We tried playing physical, there was no referee, but they gave it right back to us. At one point I crashed the net and purposely fell on their goalie to spark our bench. As fast as you can say "facewash," I took a crosscheck to the kidney from a red-faced defencewoman who looked like she might have been Don Cherry's mother.
_____It always used to amaze me as a fifteen year old playing in men's rec' leagues when some old guy on our bench would give up his turn and breathlessly wave me back out, "No, you go ahead."
_____Tonight I understood why, because it was me pulling twenty second shifts and keeping our younger guys on to save my wind. By the third period, I was limping heavily after taking a Cassie Campbell slapshot to the knee through a cracked CCM shinpad I'd worn ever since Midgets.
_____Things were pretty quiet in our dressing room at the end of the game and much quieter still when I announced it was time to "pay up."
_____"Here's your bounty," I offered to a chorus of raucous, female laughter, laying a towel full of jockstraps at the door to their changing area."
_____But it was Wickenheiser who hollered out into the hallway, "We sure the hell don't want 'em in here. Melvin'll show you where they go."
_____Which he did. Melvin lead me outside to a padlocked utility shed at the back of the rink. When he swung open the door, despite the frigid temperature, I was hit by the unmistakable whiff of athletic endeavour.
_____A flick of the light switch revealed a globular sphere as tall as a man, situated prominently in the centre of the shed. Stretching from wall to wall and nearly to the height of the low ceiling, it looked like a gigantic ball of string you'd see in the Guinness Book of World Records. As wide as a Swedish hatchback. But to my surprise, it was composed entirely of crusty, frozen jockstraps. Apparently they'd played this game before.

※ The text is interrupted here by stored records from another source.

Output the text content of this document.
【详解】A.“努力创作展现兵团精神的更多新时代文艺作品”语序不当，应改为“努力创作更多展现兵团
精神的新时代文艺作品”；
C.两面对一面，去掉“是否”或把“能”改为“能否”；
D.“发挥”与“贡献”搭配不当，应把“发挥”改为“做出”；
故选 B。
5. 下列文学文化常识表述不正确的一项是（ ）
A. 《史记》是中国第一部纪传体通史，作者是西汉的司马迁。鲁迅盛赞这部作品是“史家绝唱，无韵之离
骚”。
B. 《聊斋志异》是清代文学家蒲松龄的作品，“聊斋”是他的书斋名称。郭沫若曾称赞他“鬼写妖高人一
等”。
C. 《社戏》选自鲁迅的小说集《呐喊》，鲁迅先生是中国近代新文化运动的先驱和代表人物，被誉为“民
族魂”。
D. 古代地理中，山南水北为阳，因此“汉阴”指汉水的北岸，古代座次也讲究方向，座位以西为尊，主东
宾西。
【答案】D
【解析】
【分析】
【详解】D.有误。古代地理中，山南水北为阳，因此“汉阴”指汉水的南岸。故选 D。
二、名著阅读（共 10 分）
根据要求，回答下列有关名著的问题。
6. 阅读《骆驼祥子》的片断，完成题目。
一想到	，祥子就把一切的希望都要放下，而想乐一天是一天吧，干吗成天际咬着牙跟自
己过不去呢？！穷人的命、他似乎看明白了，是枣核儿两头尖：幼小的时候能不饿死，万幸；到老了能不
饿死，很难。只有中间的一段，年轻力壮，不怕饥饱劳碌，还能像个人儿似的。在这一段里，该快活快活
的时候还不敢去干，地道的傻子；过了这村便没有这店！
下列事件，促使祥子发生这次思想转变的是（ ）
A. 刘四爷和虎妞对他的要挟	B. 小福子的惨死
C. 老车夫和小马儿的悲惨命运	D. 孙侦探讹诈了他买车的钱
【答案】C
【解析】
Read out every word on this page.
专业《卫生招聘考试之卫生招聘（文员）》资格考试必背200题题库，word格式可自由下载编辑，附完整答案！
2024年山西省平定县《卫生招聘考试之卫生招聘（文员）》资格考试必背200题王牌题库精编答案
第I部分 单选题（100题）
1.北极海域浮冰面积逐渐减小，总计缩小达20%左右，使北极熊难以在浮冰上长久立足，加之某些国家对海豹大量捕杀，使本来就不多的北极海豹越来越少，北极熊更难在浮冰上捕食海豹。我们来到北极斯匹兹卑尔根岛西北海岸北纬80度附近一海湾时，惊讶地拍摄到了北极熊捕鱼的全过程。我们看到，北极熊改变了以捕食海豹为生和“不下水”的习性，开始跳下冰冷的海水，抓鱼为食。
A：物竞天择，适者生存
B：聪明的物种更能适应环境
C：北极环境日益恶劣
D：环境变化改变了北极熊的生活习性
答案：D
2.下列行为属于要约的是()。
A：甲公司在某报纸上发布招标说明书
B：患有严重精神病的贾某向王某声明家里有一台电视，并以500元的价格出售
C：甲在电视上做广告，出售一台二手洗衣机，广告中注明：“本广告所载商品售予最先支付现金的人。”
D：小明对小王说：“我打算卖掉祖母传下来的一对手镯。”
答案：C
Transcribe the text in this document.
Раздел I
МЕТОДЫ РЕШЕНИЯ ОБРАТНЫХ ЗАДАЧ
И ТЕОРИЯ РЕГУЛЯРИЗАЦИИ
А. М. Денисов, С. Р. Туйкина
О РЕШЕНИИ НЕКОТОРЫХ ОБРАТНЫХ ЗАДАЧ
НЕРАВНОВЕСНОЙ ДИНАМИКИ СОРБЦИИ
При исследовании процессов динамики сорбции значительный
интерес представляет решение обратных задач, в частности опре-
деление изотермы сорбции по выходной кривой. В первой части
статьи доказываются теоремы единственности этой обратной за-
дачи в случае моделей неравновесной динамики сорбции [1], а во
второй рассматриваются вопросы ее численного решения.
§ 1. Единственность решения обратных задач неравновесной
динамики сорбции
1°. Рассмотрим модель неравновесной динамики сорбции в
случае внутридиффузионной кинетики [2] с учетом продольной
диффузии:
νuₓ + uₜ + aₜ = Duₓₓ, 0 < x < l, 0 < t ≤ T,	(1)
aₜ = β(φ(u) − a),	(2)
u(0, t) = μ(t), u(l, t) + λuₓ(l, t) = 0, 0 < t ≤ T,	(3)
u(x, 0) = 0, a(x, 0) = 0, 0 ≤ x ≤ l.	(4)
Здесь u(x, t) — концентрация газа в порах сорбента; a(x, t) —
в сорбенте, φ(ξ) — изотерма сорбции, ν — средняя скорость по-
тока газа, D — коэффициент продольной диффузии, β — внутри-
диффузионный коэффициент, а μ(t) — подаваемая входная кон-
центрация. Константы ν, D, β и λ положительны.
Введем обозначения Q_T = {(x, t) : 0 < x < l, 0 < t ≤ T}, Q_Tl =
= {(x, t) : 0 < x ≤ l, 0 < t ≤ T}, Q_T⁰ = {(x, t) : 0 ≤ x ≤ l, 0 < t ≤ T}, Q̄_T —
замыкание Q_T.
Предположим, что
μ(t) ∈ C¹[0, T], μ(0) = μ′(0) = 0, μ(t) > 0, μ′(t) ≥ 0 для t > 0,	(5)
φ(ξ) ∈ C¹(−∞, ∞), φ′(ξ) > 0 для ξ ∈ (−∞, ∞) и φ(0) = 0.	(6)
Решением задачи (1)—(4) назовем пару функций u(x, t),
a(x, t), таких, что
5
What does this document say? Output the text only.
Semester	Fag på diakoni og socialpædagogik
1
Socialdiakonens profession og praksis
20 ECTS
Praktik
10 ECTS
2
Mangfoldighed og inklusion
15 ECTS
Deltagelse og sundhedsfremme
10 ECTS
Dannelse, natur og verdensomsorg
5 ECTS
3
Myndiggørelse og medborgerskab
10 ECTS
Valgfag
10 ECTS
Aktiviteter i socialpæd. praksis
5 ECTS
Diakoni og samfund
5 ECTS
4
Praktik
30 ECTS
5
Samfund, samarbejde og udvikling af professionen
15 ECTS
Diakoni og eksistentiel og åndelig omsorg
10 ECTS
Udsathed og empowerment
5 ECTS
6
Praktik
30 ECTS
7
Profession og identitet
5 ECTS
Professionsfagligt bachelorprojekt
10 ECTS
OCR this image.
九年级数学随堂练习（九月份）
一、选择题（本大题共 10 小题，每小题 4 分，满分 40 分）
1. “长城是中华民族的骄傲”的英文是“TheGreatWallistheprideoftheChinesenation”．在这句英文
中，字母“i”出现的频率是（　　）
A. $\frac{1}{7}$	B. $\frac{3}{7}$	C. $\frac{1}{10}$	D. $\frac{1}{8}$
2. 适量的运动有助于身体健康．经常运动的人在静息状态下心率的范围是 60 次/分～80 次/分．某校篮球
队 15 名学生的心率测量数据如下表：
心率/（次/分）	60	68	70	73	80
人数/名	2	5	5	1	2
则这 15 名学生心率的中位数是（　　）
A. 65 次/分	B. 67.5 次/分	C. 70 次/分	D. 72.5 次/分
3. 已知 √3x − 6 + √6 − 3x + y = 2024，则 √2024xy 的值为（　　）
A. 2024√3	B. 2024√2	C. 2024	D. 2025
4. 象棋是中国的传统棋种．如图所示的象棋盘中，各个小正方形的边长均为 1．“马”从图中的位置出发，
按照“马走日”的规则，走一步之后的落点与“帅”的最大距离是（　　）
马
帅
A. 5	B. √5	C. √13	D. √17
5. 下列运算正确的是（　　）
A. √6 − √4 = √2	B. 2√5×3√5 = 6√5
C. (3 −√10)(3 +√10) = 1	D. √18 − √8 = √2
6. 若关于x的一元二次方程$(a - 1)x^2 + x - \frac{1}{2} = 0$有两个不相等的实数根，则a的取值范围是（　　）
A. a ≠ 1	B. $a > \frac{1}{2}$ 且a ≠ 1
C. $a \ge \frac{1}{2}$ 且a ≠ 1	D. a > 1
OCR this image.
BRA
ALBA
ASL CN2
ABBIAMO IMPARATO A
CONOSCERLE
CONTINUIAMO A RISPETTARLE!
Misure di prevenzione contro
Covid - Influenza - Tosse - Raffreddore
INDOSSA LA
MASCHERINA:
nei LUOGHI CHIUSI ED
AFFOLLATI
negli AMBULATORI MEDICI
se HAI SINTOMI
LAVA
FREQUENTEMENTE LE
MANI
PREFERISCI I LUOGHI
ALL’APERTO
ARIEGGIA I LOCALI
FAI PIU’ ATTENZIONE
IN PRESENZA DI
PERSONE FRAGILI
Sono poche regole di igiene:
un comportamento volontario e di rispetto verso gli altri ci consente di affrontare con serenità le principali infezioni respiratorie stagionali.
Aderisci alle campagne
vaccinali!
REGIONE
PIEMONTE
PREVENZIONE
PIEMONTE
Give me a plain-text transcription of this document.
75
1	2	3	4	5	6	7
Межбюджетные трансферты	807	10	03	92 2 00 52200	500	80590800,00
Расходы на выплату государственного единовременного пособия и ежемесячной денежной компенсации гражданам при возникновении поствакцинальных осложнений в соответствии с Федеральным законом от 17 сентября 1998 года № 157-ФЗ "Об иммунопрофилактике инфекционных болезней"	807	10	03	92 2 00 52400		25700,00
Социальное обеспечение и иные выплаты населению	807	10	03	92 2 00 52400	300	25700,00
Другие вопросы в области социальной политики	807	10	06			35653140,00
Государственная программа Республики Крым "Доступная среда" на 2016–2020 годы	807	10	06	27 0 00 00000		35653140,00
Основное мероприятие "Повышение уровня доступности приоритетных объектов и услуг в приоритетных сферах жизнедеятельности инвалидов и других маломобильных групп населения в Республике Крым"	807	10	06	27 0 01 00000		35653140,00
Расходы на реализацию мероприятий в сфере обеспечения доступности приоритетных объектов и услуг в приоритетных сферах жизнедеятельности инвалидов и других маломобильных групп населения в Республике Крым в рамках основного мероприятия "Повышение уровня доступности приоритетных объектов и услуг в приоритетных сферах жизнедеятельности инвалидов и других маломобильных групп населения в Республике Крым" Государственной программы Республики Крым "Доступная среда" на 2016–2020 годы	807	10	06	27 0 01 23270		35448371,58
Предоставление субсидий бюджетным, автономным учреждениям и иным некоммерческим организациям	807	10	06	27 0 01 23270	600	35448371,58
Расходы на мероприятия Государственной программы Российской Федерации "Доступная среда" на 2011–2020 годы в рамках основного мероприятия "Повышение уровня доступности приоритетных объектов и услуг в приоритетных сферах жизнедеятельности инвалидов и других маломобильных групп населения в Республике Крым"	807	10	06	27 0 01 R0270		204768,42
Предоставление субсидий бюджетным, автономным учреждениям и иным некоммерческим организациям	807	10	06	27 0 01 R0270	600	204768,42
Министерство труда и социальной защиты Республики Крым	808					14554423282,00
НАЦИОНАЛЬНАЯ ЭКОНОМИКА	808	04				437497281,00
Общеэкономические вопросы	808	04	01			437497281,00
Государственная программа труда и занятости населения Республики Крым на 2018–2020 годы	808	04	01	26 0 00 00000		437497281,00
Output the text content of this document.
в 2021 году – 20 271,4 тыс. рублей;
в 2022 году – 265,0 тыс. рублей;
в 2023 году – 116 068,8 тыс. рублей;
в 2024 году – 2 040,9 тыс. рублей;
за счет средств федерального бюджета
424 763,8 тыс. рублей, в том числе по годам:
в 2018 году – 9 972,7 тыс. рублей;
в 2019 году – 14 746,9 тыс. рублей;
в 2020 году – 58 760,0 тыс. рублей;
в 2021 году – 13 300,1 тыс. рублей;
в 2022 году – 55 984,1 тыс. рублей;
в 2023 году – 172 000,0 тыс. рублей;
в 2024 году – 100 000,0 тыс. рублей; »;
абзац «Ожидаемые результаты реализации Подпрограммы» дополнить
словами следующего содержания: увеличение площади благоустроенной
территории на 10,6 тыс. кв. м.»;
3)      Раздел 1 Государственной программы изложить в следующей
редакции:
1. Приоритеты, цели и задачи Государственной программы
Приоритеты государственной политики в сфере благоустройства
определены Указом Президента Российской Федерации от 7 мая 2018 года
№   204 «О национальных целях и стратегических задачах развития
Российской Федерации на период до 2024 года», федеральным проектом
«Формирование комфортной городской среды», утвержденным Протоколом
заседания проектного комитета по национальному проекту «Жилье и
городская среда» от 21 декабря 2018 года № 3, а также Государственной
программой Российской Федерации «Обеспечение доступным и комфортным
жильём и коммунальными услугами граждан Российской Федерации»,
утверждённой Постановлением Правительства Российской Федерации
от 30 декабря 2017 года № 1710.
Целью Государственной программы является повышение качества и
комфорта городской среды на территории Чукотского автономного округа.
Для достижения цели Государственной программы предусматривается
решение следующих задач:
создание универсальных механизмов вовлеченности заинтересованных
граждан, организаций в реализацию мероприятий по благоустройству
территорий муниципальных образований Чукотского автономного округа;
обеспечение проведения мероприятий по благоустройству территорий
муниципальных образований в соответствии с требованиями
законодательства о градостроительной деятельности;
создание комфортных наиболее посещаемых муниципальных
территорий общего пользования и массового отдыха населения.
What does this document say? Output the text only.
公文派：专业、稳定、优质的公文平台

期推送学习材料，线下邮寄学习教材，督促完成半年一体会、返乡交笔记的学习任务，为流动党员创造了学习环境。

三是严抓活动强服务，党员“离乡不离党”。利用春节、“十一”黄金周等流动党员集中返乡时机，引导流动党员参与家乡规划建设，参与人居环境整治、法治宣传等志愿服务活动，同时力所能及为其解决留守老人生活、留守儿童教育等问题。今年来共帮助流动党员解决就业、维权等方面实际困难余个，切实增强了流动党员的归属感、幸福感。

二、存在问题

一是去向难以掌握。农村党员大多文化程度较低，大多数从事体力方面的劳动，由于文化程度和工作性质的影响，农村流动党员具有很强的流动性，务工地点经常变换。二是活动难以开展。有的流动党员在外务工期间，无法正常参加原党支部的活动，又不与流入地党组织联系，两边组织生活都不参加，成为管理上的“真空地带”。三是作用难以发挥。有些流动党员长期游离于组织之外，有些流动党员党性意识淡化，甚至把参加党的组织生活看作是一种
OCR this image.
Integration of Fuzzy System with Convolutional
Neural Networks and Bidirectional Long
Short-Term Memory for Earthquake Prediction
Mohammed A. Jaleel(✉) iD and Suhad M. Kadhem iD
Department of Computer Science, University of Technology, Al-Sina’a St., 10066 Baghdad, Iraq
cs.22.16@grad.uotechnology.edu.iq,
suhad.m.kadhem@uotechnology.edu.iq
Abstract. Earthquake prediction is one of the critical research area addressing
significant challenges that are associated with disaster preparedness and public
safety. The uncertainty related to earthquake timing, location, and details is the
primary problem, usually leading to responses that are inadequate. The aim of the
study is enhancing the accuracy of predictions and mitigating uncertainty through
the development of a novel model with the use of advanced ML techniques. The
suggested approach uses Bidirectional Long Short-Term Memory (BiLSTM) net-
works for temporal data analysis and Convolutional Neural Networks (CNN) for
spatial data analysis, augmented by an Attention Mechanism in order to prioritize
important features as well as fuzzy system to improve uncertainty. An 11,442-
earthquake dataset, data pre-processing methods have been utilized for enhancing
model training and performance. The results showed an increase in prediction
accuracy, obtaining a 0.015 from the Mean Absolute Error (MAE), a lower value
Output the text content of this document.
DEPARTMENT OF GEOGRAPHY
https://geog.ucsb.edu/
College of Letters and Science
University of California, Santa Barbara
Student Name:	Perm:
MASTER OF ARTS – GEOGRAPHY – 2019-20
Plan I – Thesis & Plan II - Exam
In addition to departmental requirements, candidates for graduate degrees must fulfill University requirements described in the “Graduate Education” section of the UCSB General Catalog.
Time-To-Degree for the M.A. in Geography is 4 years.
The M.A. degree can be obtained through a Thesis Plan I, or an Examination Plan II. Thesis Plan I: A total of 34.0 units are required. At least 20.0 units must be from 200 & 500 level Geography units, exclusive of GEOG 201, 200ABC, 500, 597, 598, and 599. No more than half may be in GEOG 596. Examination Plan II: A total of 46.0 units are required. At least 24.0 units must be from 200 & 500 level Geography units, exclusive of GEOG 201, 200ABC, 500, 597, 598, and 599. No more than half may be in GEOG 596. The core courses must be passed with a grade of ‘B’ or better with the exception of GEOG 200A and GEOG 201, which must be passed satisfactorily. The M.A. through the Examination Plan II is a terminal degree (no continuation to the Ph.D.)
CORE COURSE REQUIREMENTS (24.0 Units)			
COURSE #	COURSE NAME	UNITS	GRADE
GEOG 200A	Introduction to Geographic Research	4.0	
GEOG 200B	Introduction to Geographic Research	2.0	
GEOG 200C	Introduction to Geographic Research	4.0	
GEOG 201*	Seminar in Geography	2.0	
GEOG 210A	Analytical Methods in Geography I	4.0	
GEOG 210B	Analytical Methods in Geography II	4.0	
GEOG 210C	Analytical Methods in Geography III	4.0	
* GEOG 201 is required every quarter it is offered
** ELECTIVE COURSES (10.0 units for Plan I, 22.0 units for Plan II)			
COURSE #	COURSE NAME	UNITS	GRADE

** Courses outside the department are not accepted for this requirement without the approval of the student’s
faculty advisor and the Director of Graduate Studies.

_____It was an evening of illumination. I'd been stripped this night of my preconceived notions, false illusions and carefully guarded chestnuts. And it wasn't so much about big-boned girls or girls who loved girls as it was about smart girls with healthy smiles from Saskatchewan who when given the opportunity and proper coaching, could stand among the best in the world, men or women.
_____"And the first step, is to stop calling them girls," Melvin growled.
_____He was right of course. Nothing was holding them back, except for outdated collective attitudes and stultifying stereotypes that stunk ever as much as a room full of frozen jockstraps.